I am a student in computer engineering and data science at the INSA of Rouen, in France. I love science, especially maths and I am curious about everything. I study things such as data mining, optimization, signal processing, image processing, graph theory and software engineering. I would really love to apply data mining to the medical field in order to bring a meaning to what I do.
I also love to read and take pictures, and I am always eager to travel and discover new places and cultures, it is why I spent a year as an exchange student in the US in 2011.
As part of my summer internship at Creative Data, in 2015, I worked on a Kaggle competition. The goal of this competition was to identify different hand movements based on electroencephalograms. I worked on several Python scripts in order to solve this problem.
I first tried some very classic machine learning algorithms, such as logistic regression, SVM and random forest. Then I tried neural networks, which performed way better on my validation set. I used a dense neural network made of two couples of layers dense-drop out and a convolution neural network made of a convolution layer, a max-pooling layer and a dense layer. I used a weighted mean of the scores predicted by those two networks to compute my final result.
Seeing that one class was over-represented, I tried re-balancing the classes by selecting only 20% of the data from the biggest class. The result wasn't good because a lot of data was lost so I didn't do this for my final solution. I also applied a band pass filter, as well as a Common Spatial Pattern algorithm which I used to create new variables. I also tried reducing the number of features but it resulted in a greater test error.
Recognition of 3D point clouds
I worked on a school project which goal was to implement solutions from the paper "Using Spin Images for Efficient Object Recognition in Cluttered 3D Scenes", by Andrew E. Johnson and Martial Hebert. The goal was to identify 3D point clouds representing an object on the road (pedestrian, car...).
We first practised on only two classes, using a Gaussian and a linear SVM. We decided to keep the linear SVM for the multi-class algorithm. We used an SVM one versus all, and an SVM one versus one, for which we tried two kinds of parameter validation: one where the parameter was chosen for each SVM one versus one and one where the same parameter was used for all SVMs.

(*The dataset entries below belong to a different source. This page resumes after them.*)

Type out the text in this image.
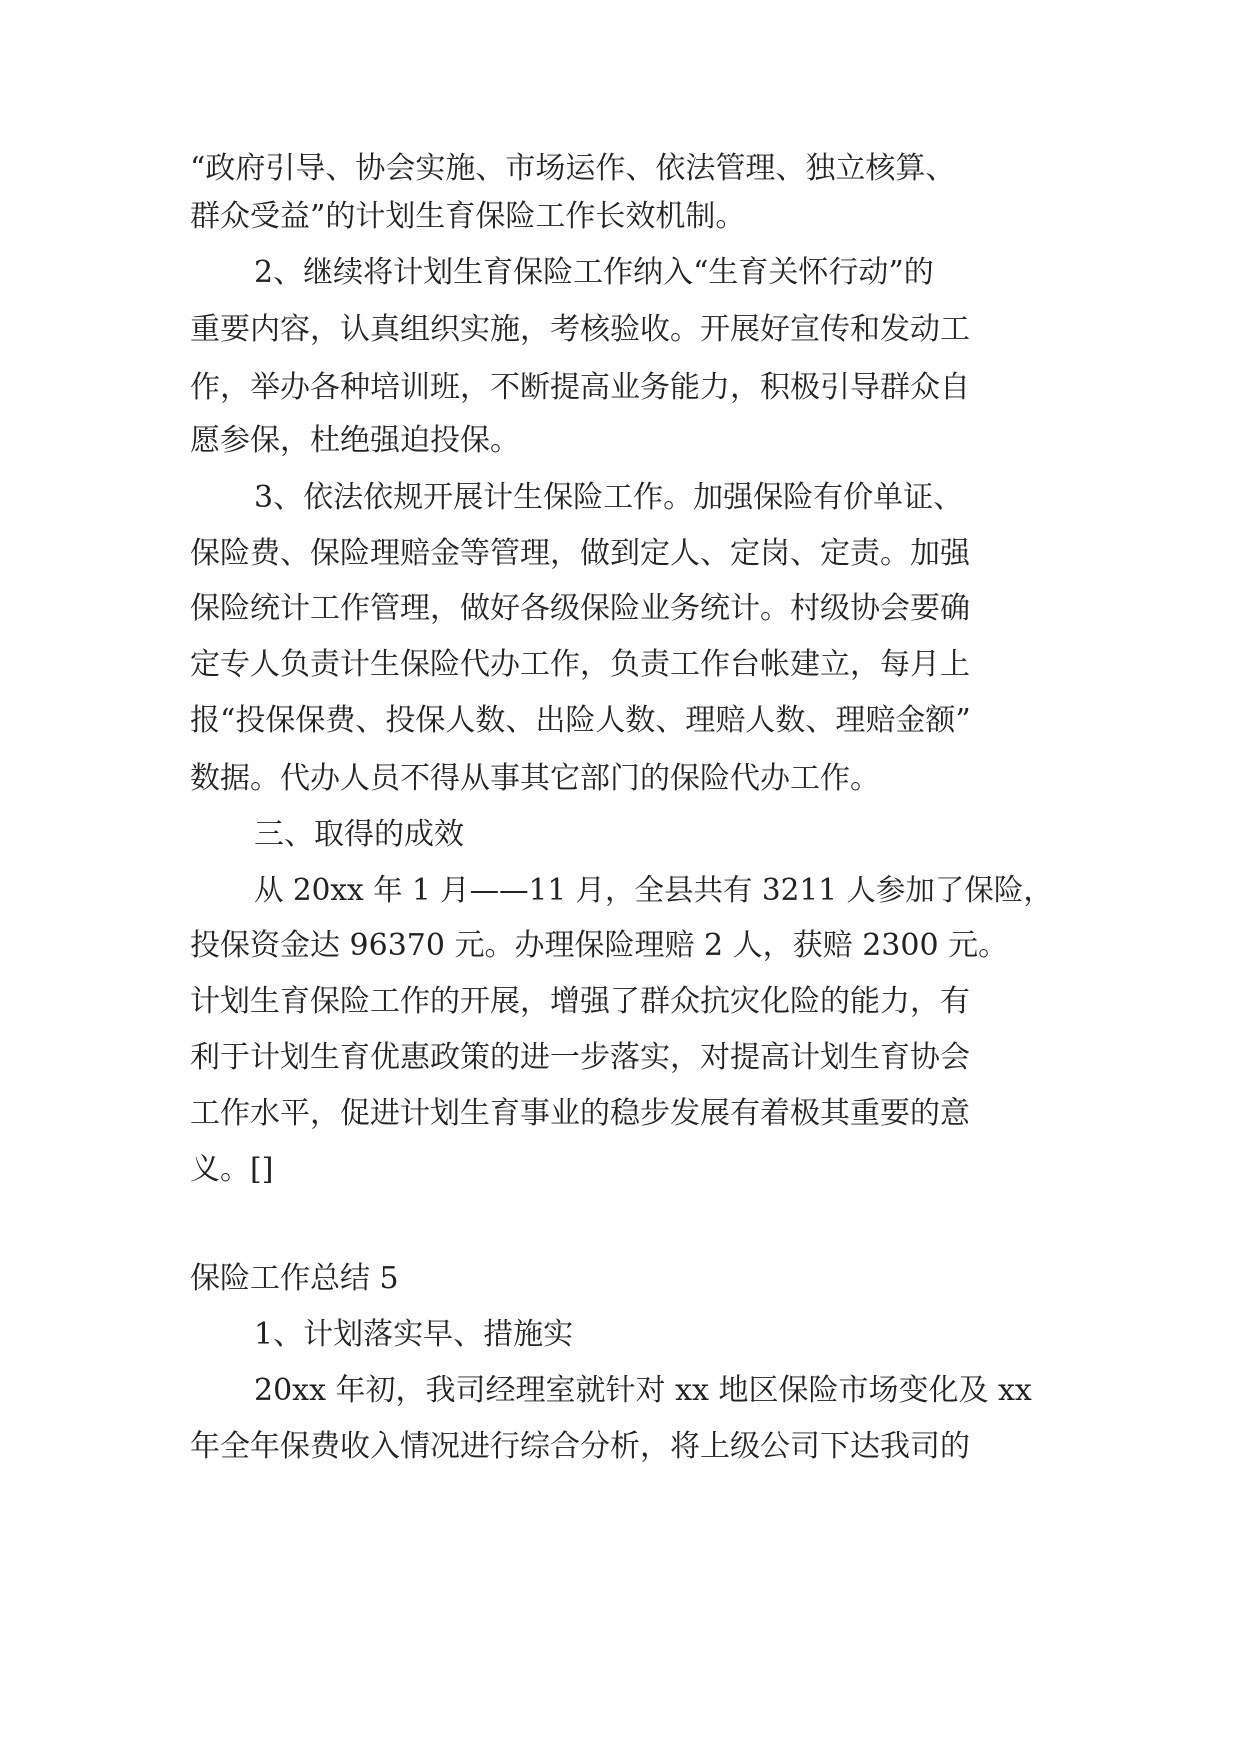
“政府引导、协会实施、市场运作、依法管理、独立核算、
群众受益”的计划生育保险工作长效机制。
2、继续将计划生育保险工作纳入“生育关怀行动”的
重要内容，认真组织实施，考核验收。开展好宣传和发动工
作，举办各种培训班，不断提高业务能力，积极引导群众自
愿参保，杜绝强迫投保。
3、依法依规开展计生保险工作。加强保险有价单证、
保险费、保险理赔金等管理，做到定人、定岗、定责。加强
保险统计工作管理，做好各级保险业务统计。村级协会要确
定专人负责计生保险代办工作，负责工作台帐建立，每月上
报“投保保费、投保人数、出险人数、理赔人数、理赔金额”
数据。代办人员不得从事其它部门的保险代办工作。
三、取得的成效
从 20xx 年 1 月——11 月，全县共有 3211 人参加了保险，
投保资金达 96370 元。办理保险理赔 2 人，获赔 2300 元。
计划生育保险工作的开展，增强了群众抗灾化险的能力，有
利于计划生育优惠政策的进一步落实，对提高计划生育协会
工作水平，促进计划生育事业的稳步发展有着极其重要的意
义。[]
保险工作总结 5
1、计划落实早、措施实
20xx 年初，我司经理室就针对 xx 地区保险市场变化及 xx
年全年保费收入情况进行综合分析，将上级公司下达我司的
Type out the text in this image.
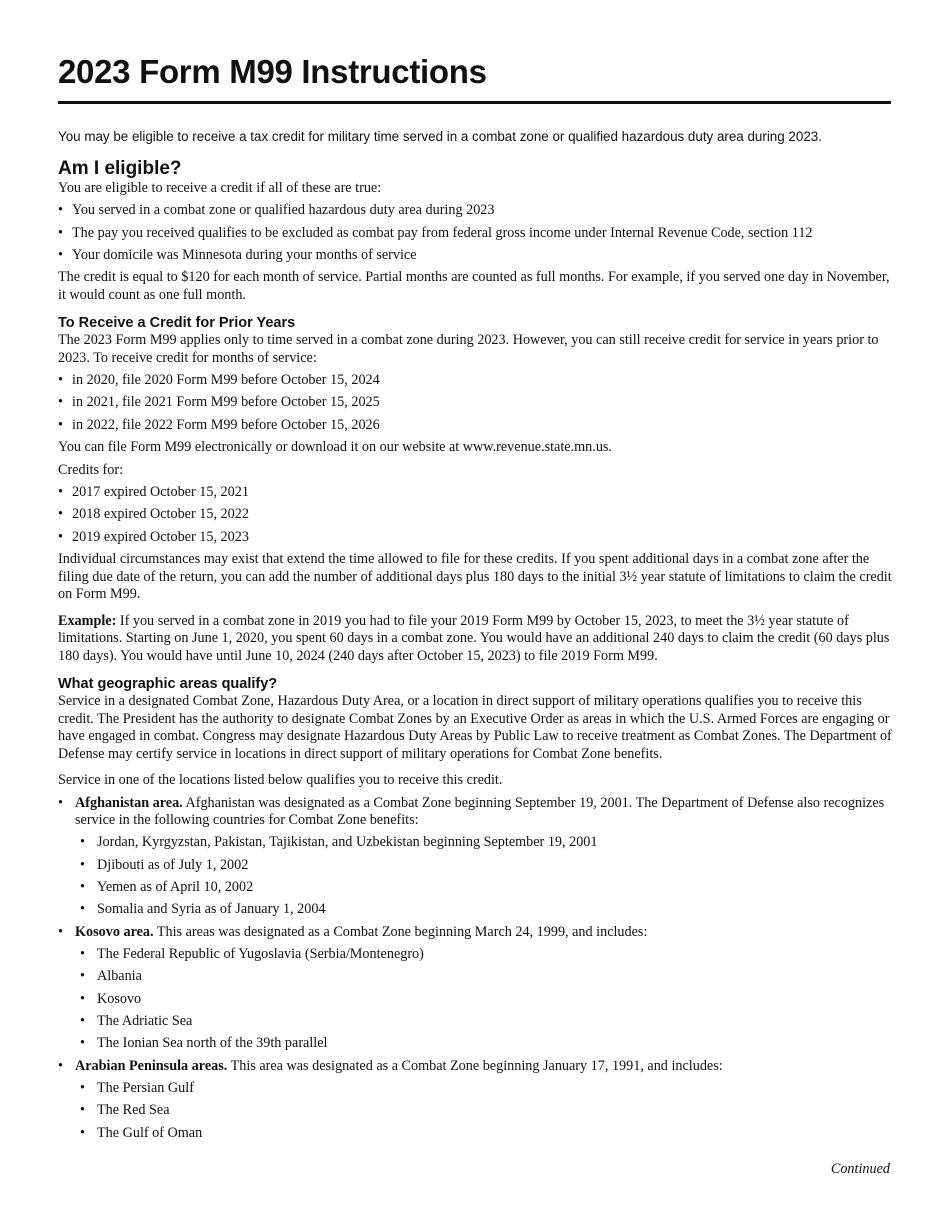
2023 Form M99 Instructions

You may be eligible to receive a tax credit for military time served in a combat zone or qualified hazardous duty area during 2023.

Am I eligible?

You are eligible to receive a credit if all of these are true:

• You served in a combat zone or qualified hazardous duty area during 2023
• The pay you received qualifies to be excluded as combat pay from federal gross income under Internal Revenue Code, section 112
• Your domicile was Minnesota during your months of service

The credit is equal to $120 for each month of service. Partial months are counted as full months. For example, if you served one day in November, it would count as one full month.

To Receive a Credit for Prior Years

The 2023 Form M99 applies only to time served in a combat zone during 2023. However, you can still receive credit for service in years prior to 2023. To receive credit for months of service:

• in 2020, file 2020 Form M99 before October 15, 2024
• in 2021, file 2021 Form M99 before October 15, 2025
• in 2022, file 2022 Form M99 before October 15, 2026

You can file Form M99 electronically or download it on our website at www.revenue.state.mn.us.

Credits for:

• 2017 expired October 15, 2021
• 2018 expired October 15, 2022
• 2019 expired October 15, 2023

Individual circumstances may exist that extend the time allowed to file for these credits. If you spent additional days in a combat zone after the filing due date of the return, you can add the number of additional days plus 180 days to the initial 3½ year statute of limitations to claim the credit on Form M99.

Example: If you served in a combat zone in 2019 you had to file your 2019 Form M99 by October 15, 2023, to meet the 3½ year statute of limitations. Starting on June 1, 2020, you spent 60 days in a combat zone. You would have an additional 240 days to claim the credit (60 days plus 180 days). You would have until June 10, 2024 (240 days after October 15, 2023) to file 2019 Form M99.

What geographic areas qualify?

Service in a designated Combat Zone, Hazardous Duty Area, or a location in direct support of military operations qualifies you to receive this credit. The President has the authority to designate Combat Zones by an Executive Order as areas in which the U.S. Armed Forces are engaging or have engaged in combat. Congress may designate Hazardous Duty Areas by Public Law to receive treatment as Combat Zones. The Department of Defense may certify service in locations in direct support of military operations for Combat Zone benefits.

Service in one of the locations listed below qualifies you to receive this credit.

• Afghanistan area. Afghanistan was designated as a Combat Zone beginning September 19, 2001. The Department of Defense also recognizes service in the following countries for Combat Zone benefits:
• Jordan, Kyrgyzstan, Pakistan, Tajikistan, and Uzbekistan beginning September 19, 2001
• Djibouti as of July 1, 2002
• Yemen as of April 10, 2002
• Somalia and Syria as of January 1, 2004
• Kosovo area. This areas was designated as a Combat Zone beginning March 24, 1999, and includes:
• The Federal Republic of Yugoslavia (Serbia/Montenegro)
• Albania
• Kosovo
• The Adriatic Sea
• The Ionian Sea north of the 39th parallel
• Arabian Peninsula areas. This area was designated as a Combat Zone beginning January 17, 1991, and includes:
• The Persian Gulf
• The Red Sea
• The Gulf of Oman
Continued
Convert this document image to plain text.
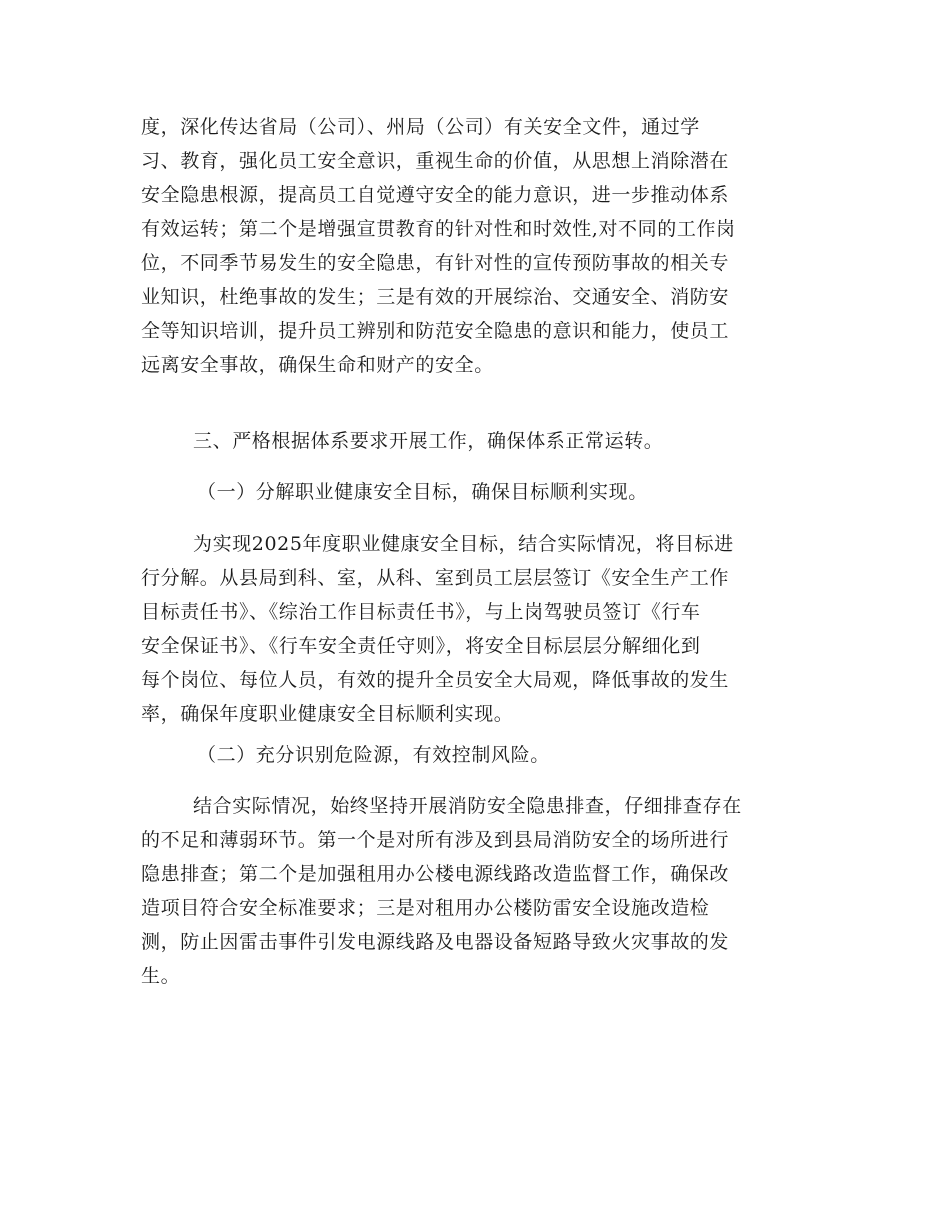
度，深化传达省局（公司）、州局（公司）有关安全文件，通过学
习、教育，强化员工安全意识，重视生命的价值，从思想上消除潜在
安全隐患根源，提高员工自觉遵守安全的能力意识，进一步推动体系
有效运转；第二个是增强宣贯教育的针对性和时效性,对不同的工作岗
位，不同季节易发生的安全隐患，有针对性的宣传预防事故的相关专
业知识，杜绝事故的发生；三是有效的开展综治、交通安全、消防安
全等知识培训，提升员工辨别和防范安全隐患的意识和能力，使员工
远离安全事故，确保生命和财产的安全。
三、严格根据体系要求开展工作，确保体系正常运转。
（一）分解职业健康安全目标，确保目标顺利实现。
为实现2025年度职业健康安全目标，结合实际情况，将目标进
行分解。从县局到科、室，从科、室到员工层层签订《安全生产工作
目标责任书》、《综治工作目标责任书》，与上岗驾驶员签订《行车
安全保证书》、《行车安全责任守则》，将安全目标层层分解细化到
每个岗位、每位人员，有效的提升全员安全大局观，降低事故的发生
率，确保年度职业健康安全目标顺利实现。
（二）充分识别危险源，有效控制风险。
结合实际情况，始终坚持开展消防安全隐患排查，仔细排查存在
的不足和薄弱环节。第一个是对所有涉及到县局消防安全的场所进行
隐患排查；第二个是加强租用办公楼电源线路改造监督工作，确保改
造项目符合安全标准要求；三是对租用办公楼防雷安全设施改造检
测，防止因雷击事件引发电源线路及电器设备短路导致火灾事故的发
生。
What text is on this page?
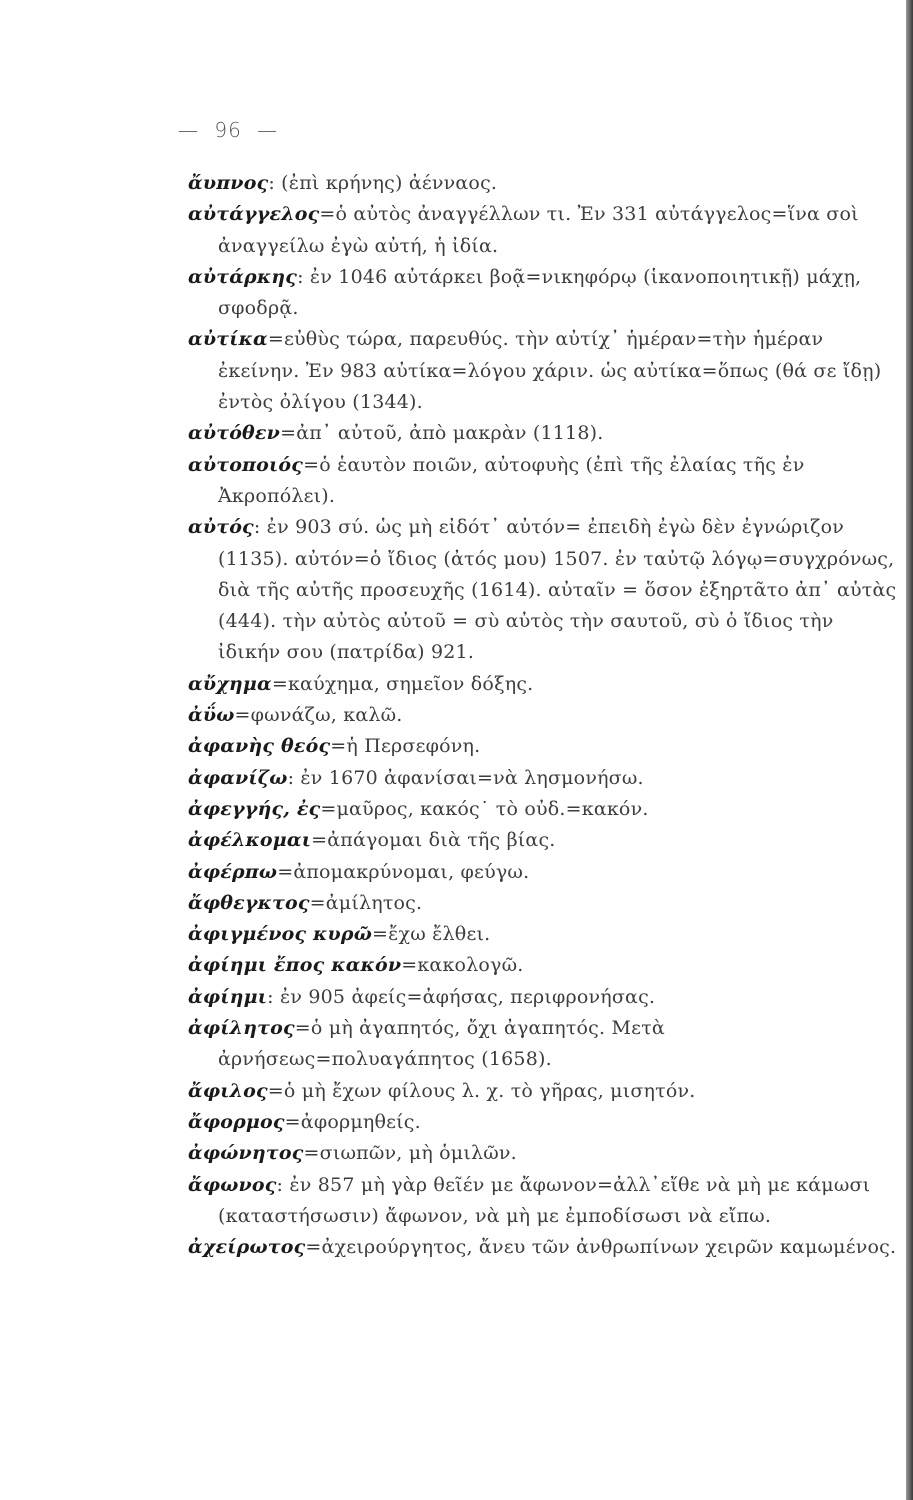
— 96 —
ἄυπνος: (ἐπὶ κρήνης) ἀένναος.
αὐτάγγελος=ὁ αὐτὸς ἀναγγέλλων τι. Ἐν 331 αὐτάγγελος=ἵνα σοὶ ἀναγγείλω ἐγὼ αὐτή, ἡ ἰδία.
αὐτάρκης: ἐν 1046 αὐτάρκει βοᾷ=νικηφόρῳ (ἱκανοποιητικῇ) μάχῃ, σφοδρᾷ.
αὐτίκα=εὐθὺς τώρα, παρευθύς. τὴν αὐτίχ᾽ ἡμέραν=τὴν ἡμέραν ἐκείνην. Ἐν 983 αὐτίκα=λόγου χάριν. ὡς αὐτίκα=ὅπως (θά σε ἴδῃ) ἐντὸς ὀλίγου (1344).
αὐτόθεν=ἀπ᾽ αὐτοῦ, ἀπὸ μακρὰν (1118).
αὐτοποιός=ὁ ἑαυτὸν ποιῶν, αὐτοφυὴς (ἐπὶ τῆς ἐλαίας τῆς ἐν Ἀκροπόλει).
αὐτός: ἐν 903 σύ. ὡς μὴ εἰδότ᾽ αὐτόν= ἐπειδὴ ἐγὼ δὲν ἐγνώριζον (1135). αὐτόν=ὁ ἴδιος (ἀτός μου) 1507. ἐν ταὐτῷ λόγῳ=συγχρόνως, διὰ τῆς αὐτῆς προσευχῆς (1614). αὐταῖν = ὅσον ἐξηρτᾶτο ἀπ᾽ αὐτὰς (444). τὴν αὐτὸς αὐτοῦ = σὺ αὐτὸς τὴν σαυτοῦ, σὺ ὁ ἴδιος τὴν ἰδικήν σου (πατρίδα) 921.
αὔχημα=καύχημα, σημεῖον δόξης.
ἀΰω=φωνάζω, καλῶ.
ἀφανὴς θεός=ἡ Περσεφόνη.
ἀφανίζω: ἐν 1670 ἀφανίσαι=νὰ λησμονήσω.
ἀφεγγής, ἐς=μαῦρος, κακός˙ τὸ οὐδ.=κακόν.
ἀφέλκομαι=ἀπάγομαι διὰ τῆς βίας.
ἀφέρπω=ἀπομακρύνομαι, φεύγω.
ἄφθεγκτος=ἀμίλητος.
ἀφιγμένος κυρῶ=ἔχω ἔλθει.
ἀφίημι ἔπος κακόν=κακολογῶ.
ἀφίημι: ἐν 905 ἀφείς=ἀφήσας, περιφρονήσας.
ἀφίλητος=ὁ μὴ ἀγαπητός, ὄχι ἀγαπητός. Μετὰ ἀρνήσεως=πολυαγάπητος (1658).
ἄφιλος=ὁ μὴ ἔχων φίλους λ. χ. τὸ γῆρας, μισητόν.
ἄφορμος=ἀφορμηθείς.
ἀφώνητος=σιωπῶν, μὴ ὁμιλῶν.
ἄφωνος: ἐν 857 μὴ γὰρ θεῖέν με ἄφωνον=ἀλλ᾽εἴθε νὰ μὴ με κάμωσι (καταστήσωσιν) ἄφωνον, νὰ μὴ με ἐμποδίσωσι νὰ εἴπω.
ἀχείρωτος=ἀχειρούργητος, ἄνευ τῶν ἀνθρωπίνων χειρῶν καμωμένος.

The choice of the attributes was based on the recommendations of the article we were studying. We used statistics on the intensity of the points, the bounding box and the attributes scatter-ness, linear-ness and surface-ness. As one class was over-represented compared to the others, we also rebalanced the classes.
I studied data mining in class during three semesters. It is hard to sum up everything we have seen during this time and the algorithms we have implemented, but here are some topics:
- Unsupervised data mining: k-means, fuzzy k-means, k nearest neighbours, hierarchical clustering, PCA;
- Optimisation: without constraints (gradient descent and Newton), and with constraints;
- Regression: linear and polynomial regression;
- Classification: SVM, neural networks, random forest, bagging, Bayesian decision, logistic regression;
- Focus on SVM: multi-class SVM, hyper-parameters tuning, kernels;
- Others: Lasso, ridge regression.
What I do
As a part of my studies, I am currently working on a end-of-studies project. I am part of an 8-member team, working with Scrum methods 22 hours a week. We are working for Libon, by Orange Vallée, which is a VoIP application. We studied the different applications of graph processing and data mining to social networks to decide on the most interesting applications for Libon. We are now developing a program to detect communities in the network formed by Libon users. We are using Scala, Spark and GraphX.
In summer 2015 I have done my specialization internship at Creative Data, a French start-up in Rouen. I created a Scala program to automatize getting and cleaning open data from the French platform data.gouv and saving it to HDFS and Hive Table. I also analysed different prediction tools for the company. I worked on a Kaggle competition which goal was to identify different hand movements based on electroencephalograms, in Python. I also followed a sale-forecasting project and wrote its unit tests in R.
In 2014, I have been the president of AJIR, the Junior Entreprise of this INSA of Rouen. A Junior Entreprise is an association managed by students which goal is to realize projects for companies. As a president, I managed a team of 10 students, decided the strategy of the association, met with the clients and supervised scientific projects. I have also been an auditor for the CNJE (the French confederation of Junior Entreprises). Therefore I audited other Junior Entreprises in France in order to help protect the label and advice them in their development.
I love learning new things. It is why simply studying what I see in school doesn't seem enough for me. I took an on-line class on Coursera about Machine Learning. It gave me a different approach of subjects I study in school, such as data mining. I applied some of the things I learned on a school project on semi-supervised learning for clustering, and on many other projects, such as image processing and the data mining projects presented earlier.